I am late, as usual, but this time I am so late that way too much time has passed. I pick up the phone, and make my appointment to see my doctor at the hospital in NY, and am surprised that I can be seen in a few short weeks. My stomach has begun to twist and turn in the quiet manner of a restless sleep.
Today is finally come, and I arrive way too early for the train to New York. A line forms at the parking meter machine, and a man complains about how much he hates Poughkeepsie, and I say, "Well, I like it here." and he says, "I do too, I just hate the train station."
I board the train, and sit down by myself. My mother wanted to come with me, but I told her, "No, I am nervous, and you make me more nervous." and she doesn't say anything, just nods her head.
How many years ago was it that I endured the tests and surgery? I don't like to visit that time. It's too painful.
I don't like to think about annual check ups. It's too stressful. I find it easier to be by myself. But the truth is, when I was sick, it was impossible to be by myself. The lack of distraction could leave me on the bed in a heap of fear. Better to be around someone.
Now, I like the solitude. It's easier to stuff the fears and focus on reading the newspaper or reading a book. I look up, and the train has arrived.
The walk uptown is cold; I count the blocks, only three more, only two more, then, I am walking in and up the elevator.

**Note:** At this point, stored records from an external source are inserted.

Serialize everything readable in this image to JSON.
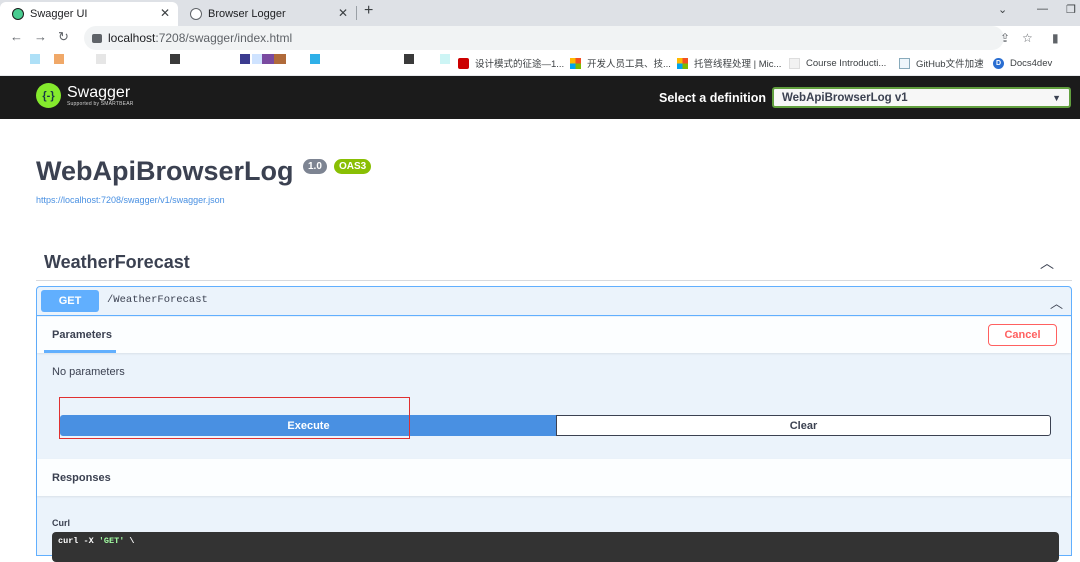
{
  "browser": {
    "tabs": [
      {
        "label": "Swagger UI",
        "active": true
      },
      {
        "label": "Browser Logger",
        "active": false
      }
    ],
    "url_host": "localhost",
    "url_rest": ":7208/swagger/index.html",
    "bookmarks": [
      "设计模式的征途—1...",
      "开发人员工具、技...",
      "托管线程处理 | Mic...",
      "Course Introducti...",
      "GitHub文件加速",
      "Docs4dev"
    ]
  },
  "topbar": {
    "logo_name": "Swagger",
    "logo_sub": "Supported by SMARTBEAR",
    "select_label": "Select a definition",
    "definition": "WebApiBrowserLog v1"
  },
  "info": {
    "title": "WebApiBrowserLog",
    "version": "1.0",
    "oas": "OAS3",
    "url": "https://localhost:7208/swagger/v1/swagger.json"
  },
  "tag": {
    "name": "WeatherForecast"
  },
  "operation": {
    "method": "GET",
    "path": "/WeatherForecast",
    "params_title": "Parameters",
    "cancel_label": "Cancel",
    "no_params": "No parameters",
    "execute_label": "Execute",
    "clear_label": "Clear",
    "responses_title": "Responses",
    "curl_label": "Curl",
    "curl_line1_cmd": "curl -X ",
    "curl_line1_str": "'GET'",
    "curl_line1_end": " \\"
  },
  "colors": {
    "get": "#61affe",
    "execute": "#4990e2",
    "cancel": "#ff6060",
    "topbar": "#1b1b1b",
    "select_border": "#62a03f"
  }
}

I used to sit in the waiting room and try to guess which person was the one with it. If it was a man and a woman, that wouldn't be a challenge; this floor is for women. But I usually see mothers and daughters, I can tell that because they look like different versions of the same self. Afraid, brave, stoical, these women all share the same look. Mothers and daughters.
It's easy to spot me, I am the only one sitting on the couch, unafraid, with a twisted up stomach. And I think about my mother. I think she would like to be sitting here with me. I think about a man who calls me Honey.. He hasn't called or asked me about going to the hospital. Is that his fear, or does he just not care? Don't know, but it occurs to me that both my mother and he are more afraid than I am. I wonder, do they need me that much?
I look over at a distraught man sitting on a couch, his face cracks a little, and then my name is called.
Ah, I am now closer to getting out of here, forgetting about this visit for another year. I go into the examination room, and find that my blood pressure is excellent. My doctor walks in, we chat, and it's done, I can go home.
I walk down Lexington Avenue, I want to catch the next train back, and it's close to leaving time. I quickly check my clothes, my coat, my gloves, I touch my head. It feels as if I am missing something.
And then I remember, it's over, I feel free. I look at my reflection in a store window, and smile.